Continuous renal replacement therapy (CRRT) is the hemodialysis modality of choice in hemodynamically unstable patients. The CRRT machine cartridge can clot during the dialysis procedure. Anticoagulation with citrate or heparin can decrease clotting.
There are a few case reports describing CRRT cartridge clotting in association with hypertriglyceridemia in patients treated with TPN. We describe a case of severe hypertriglyceridemia associated with propofol infusion resulting in clotting of the CRRT cartridge.
A 42 year old African American male with newly diagnosed stage 4 Hodgkin’s lymphoma was admitted to the intensive care unit with septic shock and respiratory failure that developed after receiving the first cycle of chemotherapy. Sedation was provided with propofol infusion at a rate of 5 mcg/kg/min. He developed acute renal failure and was started on continuous renal replacement therapy (CRRT). Local circuit anticoagulation was not used due to severe thrombocytopenia and liver disease.
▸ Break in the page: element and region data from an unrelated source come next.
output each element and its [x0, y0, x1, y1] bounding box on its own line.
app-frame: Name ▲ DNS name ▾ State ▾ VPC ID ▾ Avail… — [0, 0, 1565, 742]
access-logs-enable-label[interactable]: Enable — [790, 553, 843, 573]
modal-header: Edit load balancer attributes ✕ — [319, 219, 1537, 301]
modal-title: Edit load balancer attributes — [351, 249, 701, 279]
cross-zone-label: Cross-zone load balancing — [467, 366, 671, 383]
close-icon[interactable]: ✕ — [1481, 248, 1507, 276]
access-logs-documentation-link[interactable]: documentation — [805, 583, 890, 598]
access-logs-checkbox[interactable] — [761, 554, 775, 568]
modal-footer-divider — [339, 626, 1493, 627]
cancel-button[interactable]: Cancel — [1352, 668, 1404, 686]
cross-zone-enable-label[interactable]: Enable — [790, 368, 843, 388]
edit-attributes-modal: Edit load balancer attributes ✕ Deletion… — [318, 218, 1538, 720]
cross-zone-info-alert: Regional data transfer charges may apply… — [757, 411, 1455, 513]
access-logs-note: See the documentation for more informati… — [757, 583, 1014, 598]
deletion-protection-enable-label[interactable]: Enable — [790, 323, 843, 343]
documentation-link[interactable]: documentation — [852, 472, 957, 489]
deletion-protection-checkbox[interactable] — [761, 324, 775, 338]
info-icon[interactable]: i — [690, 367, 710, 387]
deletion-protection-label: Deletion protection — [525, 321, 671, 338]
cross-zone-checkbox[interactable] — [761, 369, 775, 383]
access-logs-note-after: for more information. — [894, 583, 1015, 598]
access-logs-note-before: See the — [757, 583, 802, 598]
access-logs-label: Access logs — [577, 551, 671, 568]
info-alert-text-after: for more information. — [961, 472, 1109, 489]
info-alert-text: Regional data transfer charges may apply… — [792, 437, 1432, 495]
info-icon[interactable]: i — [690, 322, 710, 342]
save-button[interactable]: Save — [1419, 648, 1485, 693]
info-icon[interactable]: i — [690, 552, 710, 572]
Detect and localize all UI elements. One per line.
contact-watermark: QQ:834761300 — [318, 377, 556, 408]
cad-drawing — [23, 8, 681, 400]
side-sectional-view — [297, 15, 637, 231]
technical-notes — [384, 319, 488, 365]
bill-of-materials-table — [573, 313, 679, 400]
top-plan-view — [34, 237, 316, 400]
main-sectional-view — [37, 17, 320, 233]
CRRT was interrupted 48 hours after initiation due to cartridge failure. This was associated with a yellow discoloration of the blood in the dialyzer tubing. The serum triglyceride (TG) level was elevated at 1,552 mg/dL (reference range 30-149 mg/dL). Propofol was discontinued and follow up serum TG decreased to less than 500 mg/dL. CRRT was successfully restarted within 48 hours of stopping propofol infusion
Critically ill patients receiving propofol sedation are at risk of developing hypertriglyceridemia. Elevated triglyceride (TG) levels can promote a procoagulant state, potentially inducing cartridge clotting.
CRRT cartridge failure due to hypertriglyceridemia was previously described in association with TPN infusion. Our case illustrates the important of frequent monitoring of triglyceride levels with prolonged propofol use.